Zwei Haltestellen bevor der Mann aussteigen würde, stand ich auf und ging auf ihn zu. Immer irgendwo festhaltend.
Was ich nie verstand, war, dass er nie Platz nahm. Dabei waren noch genug Sitze frei.
Aber das sollte mich jetzt nicht so kümmern. Schließlich stand ich bereits vor ihm.
Er schaute weiterhin einfach aus dem Fenster und schien mich fast gar nicht wahrzunehmen.

Nach einem kurzem, inneren Konflikt mit mir selbst räusperte ich mich einmal leise. Daraufhin drehte er seinen Kopf zu mir und schien mich jetzt richtig bemerkt zu haben.
„Ehm, ich will Sie nicht stören, aber ich habe sie jetzt schon eine Weile immer beobachtet und wollte fragen, ob Sie mit mir auf ein Date gehen wollen würden", rasselte ich herunter und lief kurz darauf rot an. Was hatte ich da denn bitte gesagt? Dass ich ihn beobachtete? Das klingt so, als würde ich ihn stalken!

Ich machte mich immer kleiner und senkte meinen Kopf. Von außen sah es bestimmt so aus, als würde er mich runtermachen. Mit seinen 1,90 m war er sowieso der Größte hier im Bus, auch wenn ich mit meinen 1,75 m nicht super klein war.

Immer noch hielt ich meinen Kopf gesenkt und wartete auf eine Antwort. Doch er blieb einfach still. Ich schaute etwas nach oben, um an seinen Augen vielleicht seinen Gesichtsausdruck zu erraten.
Oh wow. Das funktionierte ja mal gar nicht. Wenn ich jetzt irgendwas sagen müsste, würde ich Überraschung und Verwirrung vermuten. Nur konnte man einfach nicht so viel sehen, weil er ja eine Maske trug.

Langsam wurde es echt unangenehm. Besonders, weil auch noch dazu kam, dass mich die anderen Leute im Bus anschauten, als hätte ich auf einmal angefangen mit der Luft zu reden. Warum konnten die sich nicht einfach um ihre eigenen Angelegenheiten kümmern?

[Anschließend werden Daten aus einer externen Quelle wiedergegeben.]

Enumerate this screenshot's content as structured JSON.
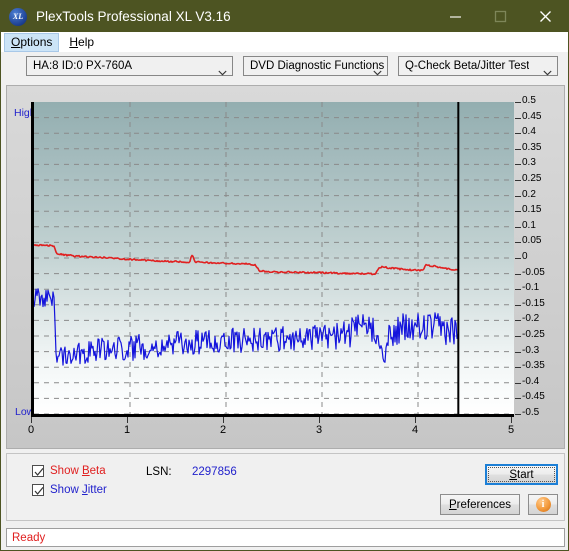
{
  "window": {
    "title": "PlexTools Professional XL V3.16",
    "icon": "xl-logo-icon",
    "minimize": "minimize-icon",
    "maximize": "maximize-icon",
    "close": "close-icon"
  },
  "menubar": {
    "items": [
      {
        "label": "Options",
        "accel": "O",
        "active": true
      },
      {
        "label": "Help",
        "accel": "H",
        "active": false
      }
    ]
  },
  "selectors": {
    "drive": {
      "value": "HA:8 ID:0  PX-760A"
    },
    "function": {
      "value": "DVD Diagnostic Functions"
    },
    "test": {
      "value": "Q-Check Beta/Jitter Test"
    }
  },
  "chart": {
    "axis_label_high": "High",
    "axis_label_low": "Low"
  },
  "controls": {
    "show_beta": {
      "label_pre": "Show ",
      "accel": "B",
      "label_post": "eta",
      "checked": true
    },
    "show_jitter": {
      "label_pre": "Show ",
      "accel": "J",
      "label_post": "itter",
      "checked": true
    },
    "lsn_label": "LSN:",
    "lsn_value": "2297856",
    "start": {
      "pre": "",
      "accel": "S",
      "post": "tart"
    },
    "preferences": {
      "pre": "",
      "accel": "P",
      "post": "references"
    },
    "info": "info-icon"
  },
  "statusbar": {
    "text": "Ready"
  },
  "colors": {
    "titlebar": "#4d5422",
    "beta_trace": "#e02020",
    "jitter_trace": "#1414dc",
    "accent_blue": "#2222cc",
    "status_text": "#e02020",
    "focus_border": "#1c7fd6"
  },
  "chart_data": {
    "type": "line",
    "title": "Q-Check Beta/Jitter Test",
    "xlabel": "",
    "ylabel": "",
    "xlim": [
      0,
      5
    ],
    "ylim": [
      -0.5,
      0.5
    ],
    "grid": true,
    "legend": "none",
    "xticks": [
      0,
      1,
      2,
      3,
      4,
      5
    ],
    "yticks": [
      0.5,
      0.45,
      0.4,
      0.35,
      0.3,
      0.25,
      0.2,
      0.15,
      0.1,
      0.05,
      0,
      -0.05,
      -0.1,
      -0.15,
      -0.2,
      -0.25,
      -0.3,
      -0.35,
      -0.4,
      -0.45,
      -0.5
    ],
    "xtick_labels": [
      "0",
      "1",
      "2",
      "3",
      "4",
      "5"
    ],
    "ytick_labels": [
      "0.5",
      "0.45",
      "0.4",
      "0.35",
      "0.3",
      "0.25",
      "0.2",
      "0.15",
      "0.1",
      "0.05",
      "0",
      "-0.05",
      "-0.1",
      "-0.15",
      "-0.2",
      "-0.25",
      "-0.3",
      "-0.35",
      "-0.4",
      "-0.45",
      "-0.5"
    ],
    "data_end_x": 4.42,
    "annotations": [
      {
        "kind": "vertical-marker",
        "x": 4.42,
        "color": "#000000"
      },
      {
        "kind": "axis-text",
        "text": "High",
        "position": "top-left",
        "color": "#2222cc"
      },
      {
        "kind": "axis-text",
        "text": "Low",
        "position": "bottom-left",
        "color": "#2222cc"
      }
    ],
    "series": [
      {
        "name": "Beta",
        "color": "#e02020",
        "x": [
          0.02,
          0.06,
          0.1,
          0.14,
          0.18,
          0.21,
          0.23,
          0.26,
          0.3,
          0.4,
          0.55,
          0.75,
          1.0,
          1.25,
          1.5,
          1.62,
          1.65,
          1.68,
          1.8,
          2.0,
          2.2,
          2.3,
          2.35,
          2.45,
          2.6,
          2.8,
          3.0,
          3.2,
          3.4,
          3.55,
          3.6,
          3.63,
          3.7,
          3.9,
          4.05,
          4.08,
          4.12,
          4.2,
          4.3,
          4.42
        ],
        "y": [
          0.04,
          0.041,
          0.039,
          0.04,
          0.041,
          0.038,
          0.016,
          0.013,
          0.01,
          0.007,
          0.004,
          0.001,
          -0.004,
          -0.009,
          -0.012,
          -0.013,
          0.012,
          -0.013,
          -0.015,
          -0.017,
          -0.019,
          -0.021,
          -0.042,
          -0.044,
          -0.045,
          -0.046,
          -0.047,
          -0.049,
          -0.05,
          -0.051,
          -0.03,
          -0.028,
          -0.032,
          -0.038,
          -0.04,
          -0.022,
          -0.024,
          -0.028,
          -0.034,
          -0.04
        ]
      },
      {
        "name": "Jitter",
        "color": "#1414dc",
        "noise_band": true,
        "x": [
          0.02,
          0.06,
          0.1,
          0.14,
          0.18,
          0.21,
          0.23,
          0.3,
          0.45,
          0.6,
          0.8,
          1.0,
          1.2,
          1.4,
          1.6,
          1.8,
          2.0,
          2.2,
          2.4,
          2.6,
          2.8,
          3.0,
          3.2,
          3.4,
          3.55,
          3.6,
          3.65,
          3.72,
          3.8,
          3.95,
          4.1,
          4.25,
          4.42
        ],
        "y": [
          -0.13,
          -0.128,
          -0.133,
          -0.129,
          -0.134,
          -0.131,
          -0.3,
          -0.305,
          -0.3,
          -0.296,
          -0.292,
          -0.288,
          -0.283,
          -0.278,
          -0.273,
          -0.27,
          -0.266,
          -0.262,
          -0.26,
          -0.258,
          -0.256,
          -0.254,
          -0.248,
          -0.23,
          -0.222,
          -0.27,
          -0.3,
          -0.245,
          -0.232,
          -0.225,
          -0.222,
          -0.228,
          -0.232
        ],
        "amplitude": [
          0.03,
          0.03,
          0.032,
          0.03,
          0.031,
          0.03,
          0.045,
          0.042,
          0.04,
          0.04,
          0.04,
          0.042,
          0.041,
          0.04,
          0.04,
          0.041,
          0.04,
          0.042,
          0.041,
          0.04,
          0.04,
          0.042,
          0.046,
          0.05,
          0.048,
          0.042,
          0.04,
          0.05,
          0.052,
          0.05,
          0.05,
          0.05,
          0.048
        ]
      }
    ]
  }
}
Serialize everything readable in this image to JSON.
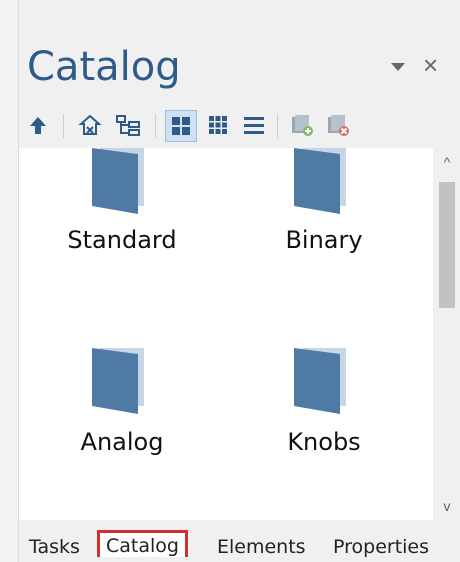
{
  "panel": {
    "title": "Catalog",
    "dropdown_icon": "caret-down-icon",
    "close_icon": "close-icon",
    "close_glyph": "×"
  },
  "toolbar": {
    "buttons": [
      {
        "name": "up-arrow-icon"
      },
      {
        "name": "home-icon"
      },
      {
        "name": "tree-view-icon"
      },
      {
        "name": "large-icons-view-icon",
        "active": true
      },
      {
        "name": "small-icons-view-icon"
      },
      {
        "name": "list-view-icon"
      },
      {
        "name": "add-element-icon"
      },
      {
        "name": "delete-element-icon"
      }
    ]
  },
  "items": [
    {
      "label": "Standard"
    },
    {
      "label": "Binary"
    },
    {
      "label": "Analog"
    },
    {
      "label": "Knobs"
    }
  ],
  "tabs": [
    {
      "label": "Tasks"
    },
    {
      "label": "Catalog",
      "selected": true
    },
    {
      "label": "Elements"
    },
    {
      "label": "Properties"
    }
  ],
  "scrollbar": {
    "up_glyph": "^",
    "down_glyph": "v"
  },
  "colors": {
    "title": "#2f5b8a",
    "folder": "#4f7aa3",
    "folder_back": "#c7d6e6",
    "selected_tab_outline": "#d32f2f"
  }
}
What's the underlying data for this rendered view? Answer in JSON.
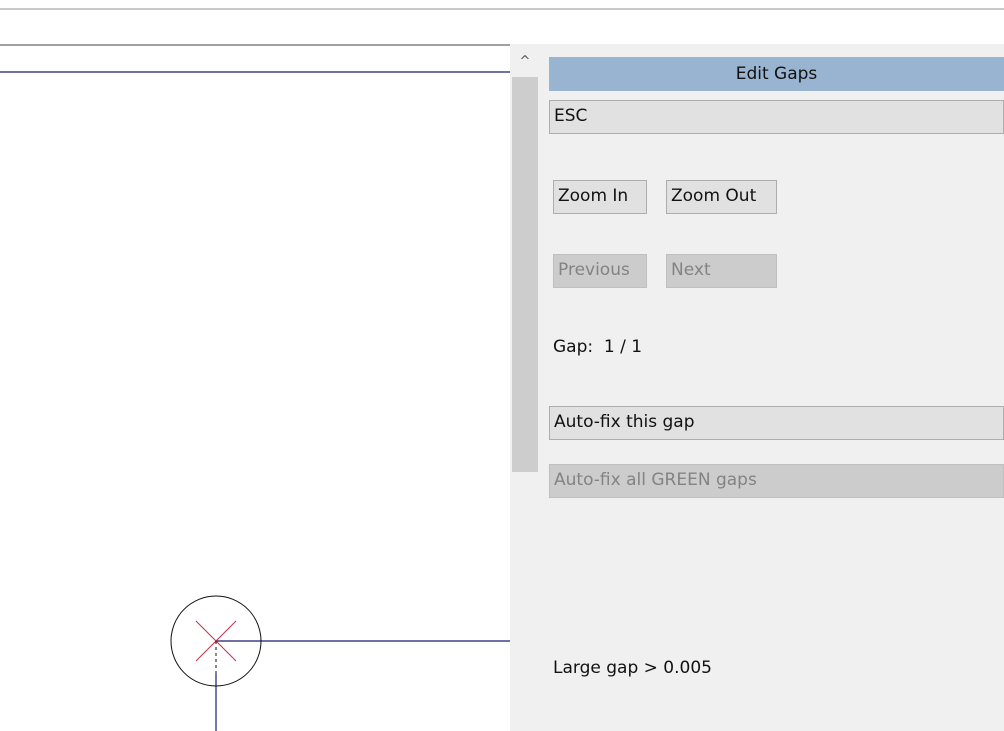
{
  "panel": {
    "title": "Edit Gaps",
    "esc_label": "ESC",
    "zoom_in_label": "Zoom In",
    "zoom_out_label": "Zoom Out",
    "previous_label": "Previous",
    "next_label": "Next",
    "gap_label": "Gap:",
    "gap_counter": "1 / 1",
    "autofix_gap_label": "Auto-fix this gap",
    "autofix_all_label": "Auto-fix all GREEN gaps",
    "large_gap_text": "Large gap > 0.005"
  },
  "scrollbar": {
    "up_arrow_glyph": "^"
  },
  "colors": {
    "title_bar": "#99b4d1",
    "line": "#1a1a6e",
    "marker_x": "#c0304a",
    "disabled_text": "#838383"
  },
  "icons": [
    "gap-marker-icon",
    "chevron-up-icon"
  ]
}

„Natürlich versteh ich es, wenn du das nicht willst! Nur wollte ich einfach mal fragen. Ich geh dann mal zu meinem Platz zurück", lachte ich verlegen und drehte mich um, um schnell zurück zu meinem Sitz zu gehen.

Daran wurde ich gehindert, indem sich eine große Hand um meinen Arm schloss. Nicht fest, aber trotzdem bestimmt.
Ich wurde wieder umgedreht und schaute jetzt zu ihm auf.

Bevor ich mich dazu entschlossen hatte, ihn nach einem Date zu fragen, war ich viele mögliche Antworten von ihm durchgegangen. Auch das Schweigen war eine gewesen. Die meisten endeten damit, dass er straight war und schon eine Freundin hatte, oder dass er einfach kein Interesse hätte.

Doch keine einzige von meinen 133 Antwortmöglichkeiten kam dem in irgendeiner Weise nah, was er jetzt zu mir mit einem finsteren Blick sagte.

„Eigentlich solltest du nicht in der Lage sein, mich zu sehen."